There is a lot of work for all of us to do to make the world a safer, healthier place and I feel that with our nations working together we can support one another and reach the goal of controlling and preventing disease.
Now, I would like to introduce our honored guest and speaker this evening, Dr. Tom Frieden. Dr. Frieden really needs no introduction as many of you have known him many years. However, I would like to point out a few accomplishments. Dr. Tom Frieden is the director of the Centers for Disease Control and Prevention (CDC) and has the responsibility for our nation’s health protection agency. Since 2009, Dr. Frieden has intensified CDC’s 24/7 work to protect people from health threats – preventing foodborne and healthcare-associated infections, helping Americans quit smoking, combating anti-microbial resistance, and extending life-saving treatment and disease prevention in more than 50 countries.

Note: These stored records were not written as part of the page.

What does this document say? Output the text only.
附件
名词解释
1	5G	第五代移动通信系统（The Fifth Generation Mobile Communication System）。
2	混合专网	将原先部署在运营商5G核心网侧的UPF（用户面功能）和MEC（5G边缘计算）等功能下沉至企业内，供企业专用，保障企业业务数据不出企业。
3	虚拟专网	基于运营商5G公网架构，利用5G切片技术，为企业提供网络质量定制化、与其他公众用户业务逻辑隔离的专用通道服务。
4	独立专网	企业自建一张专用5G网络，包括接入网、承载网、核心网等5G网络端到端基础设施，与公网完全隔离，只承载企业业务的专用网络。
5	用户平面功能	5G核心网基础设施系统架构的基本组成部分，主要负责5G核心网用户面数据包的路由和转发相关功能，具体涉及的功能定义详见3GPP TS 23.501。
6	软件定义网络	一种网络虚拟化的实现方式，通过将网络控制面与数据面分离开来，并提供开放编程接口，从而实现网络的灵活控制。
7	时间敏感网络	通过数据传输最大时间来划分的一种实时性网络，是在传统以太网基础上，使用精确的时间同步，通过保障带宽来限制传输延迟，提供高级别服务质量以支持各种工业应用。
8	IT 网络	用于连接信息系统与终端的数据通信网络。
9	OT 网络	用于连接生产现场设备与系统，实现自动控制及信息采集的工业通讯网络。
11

As New York City Health Commissioner from 2002-2009, Dr. Frieden helped reduce smoking, eliminate artificial trans fats from restaurants, eliminate colon cancer screening disparities, and initiate the country’s largest community-based electronic health records project. Many of you know Dr. Frieden from his five years in India, when he helped to re-build the tuberculosis control program that has saved three million lives. Dr. Frieden started his CDC career as an Epidemic Intelligence Service officer, the very same program CDC and the National Centre for Disease Control together have started here in India, and has written more than 200 scientific publications.
Without further ado, I would invite Dr. Frieden to the podium.